-
Notifications
You must be signed in to change notification settings - Fork 26.3k
Description
🚀 Feature
with @pritamdamania87 @mrshenli @zhaojuanmao
This RFC is to summarize the current proposal for supporting uneven inputs across different DDP processes. Related discussion in #33148. An example pain point from a user is on the PyTorch forums.
Problem
torch.nn.parallel.DistributedDataParallel is a commonly used tool for distributed data-parallel training, but currently obliges the user to provide an equal number of inputs across each participating DDP process (or appropriately handle the error otherwise). DDP currently fails when different processes have an unequal number of inputs to process during training. While there are utilities such as DataLoader and DistributedSampler that make navigating this assumption in DDP easier by evenly distributing the dataset, we can't expect these to solve all use cases and many users have had use cases where uneven inputs need to be supported.

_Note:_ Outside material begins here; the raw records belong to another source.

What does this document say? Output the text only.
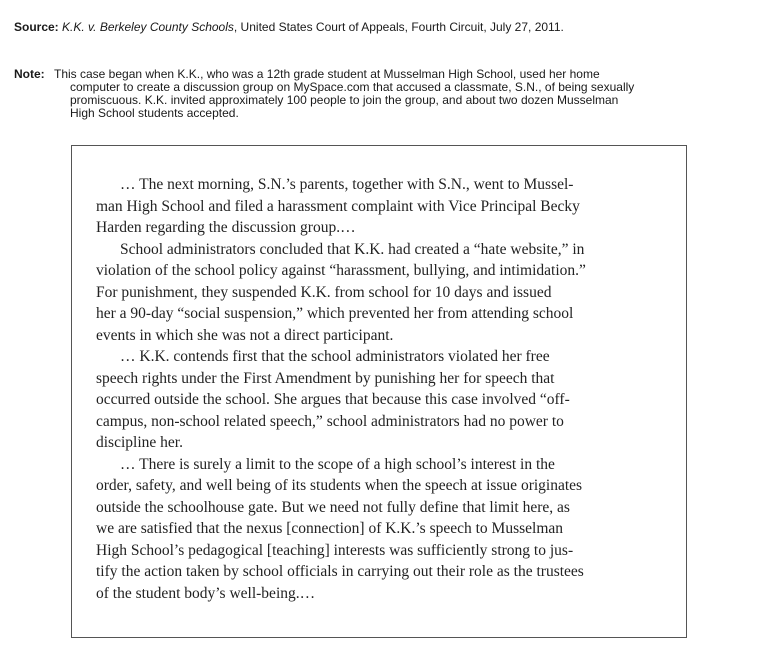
Source: K.K. v. Berkeley County Schools, United States Court of Appeals, Fourth Circuit, July 27, 2011.
Note: This case began when K.K., who was a 12th grade student at Musselman High School, used her home
computer to create a discussion group on MySpace.com that accused a classmate, S.N., of being sexually
promiscuous. K.K. invited approximately 100 people to join the group, and about two dozen Musselman
High School students accepted.
… The next morning, S.N.’s parents, together with S.N., went to Mussel-
man High School and filed a harassment complaint with Vice Principal Becky
Harden regarding the discussion group.…
School administrators concluded that K.K. had created a “hate website,” in
violation of the school policy against “harassment, bullying, and intimidation.”
For punishment, they suspended K.K. from school for 10 days and issued
her a 90-day “social suspension,” which prevented her from attending school
events in which she was not a direct participant.
… K.K. contends first that the school administrators violated her free
speech rights under the First Amendment by punishing her for speech that
occurred outside the school. She argues that because this case involved “off-
campus, non-school related speech,” school administrators had no power to
discipline her.
… There is surely a limit to the scope of a high school’s interest in the
order, safety, and well being of its students when the speech at issue originates
outside the schoolhouse gate. But we need not fully define that limit here, as
we are satisfied that the nexus [connection] of K.K.’s speech to Musselman
High School’s pedagogical [teaching] interests was sufficiently strong to jus-
tify the action taken by school officials in carrying out their role as the trustees
of the student body’s well-being.…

The following script gives a simple example of the error:
import torch
import torch.distributed as dist
import os
import torch.multiprocessing as mp
import torch.nn as nn
def worker(rank):
dist.init_process_group("nccl", rank=rank, world_size=2)
torch.cuda.set_device(rank)
model = nn.Linear(1, 1, bias=False).to(rank)

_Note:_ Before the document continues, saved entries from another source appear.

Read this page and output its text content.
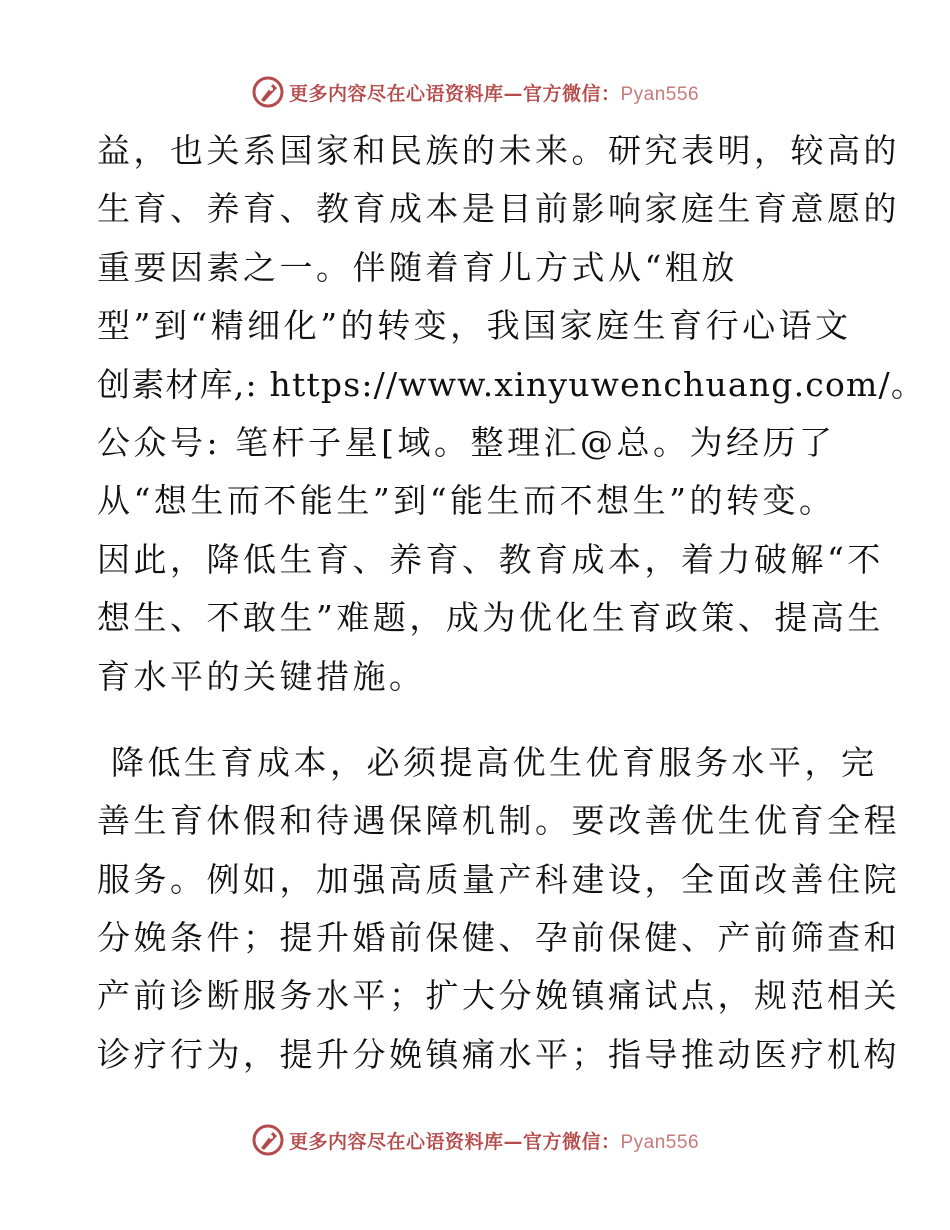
更多内容尽在心语资料库—官方微信：Pyan556
益，也关系国家和民族的未来。研究表明，较高的
生育、养育、教育成本是目前影响家庭生育意愿的
重要因素之一。伴随着育儿方式从“粗放
型”到“精细化”的转变，我国家庭生育行心语文
创素材库,: https://www.xinyuwenchuang.com/。
公众号: 笔杆子星[域。整理汇@总。为经历了
从“想生而不能生”到“能生而不想生”的转变。
因此，降低生育、养育、教育成本，着力破解“不
想生、不敢生”难题，成为优化生育政策、提高生
育水平的关键措施。
降低生育成本，必须提高优生优育服务水平，完
善生育休假和待遇保障机制。要改善优生优育全程
服务。例如，加强高质量产科建设，全面改善住院
分娩条件；提升婚前保健、孕前保健、产前筛查和
产前诊断服务水平；扩大分娩镇痛试点，规范相关
诊疗行为，提升分娩镇痛水平；指导推动医疗机构
更多内容尽在心语资料库—官方微信：Pyan556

model = torch.nn.parallel.DistributedDataParallel(model, device_ids=[rank], output_device=rank)
# Create uneven inputs, rank 1 will get one more input than rank 0. This will cause a hang.
inputs = [torch.tensor([1]).float() for _ in range(10 + rank)]
for _ in range(5):
for inp in inputs:
loss = model(inp).sum()
loss.backward()
torch.cuda.synchronize(device=rank)
if __name__ == '__main__':
os.environ["MASTER_ADDR"] = "localhost" ; os.environ["MASTER_PORT"] = "29501"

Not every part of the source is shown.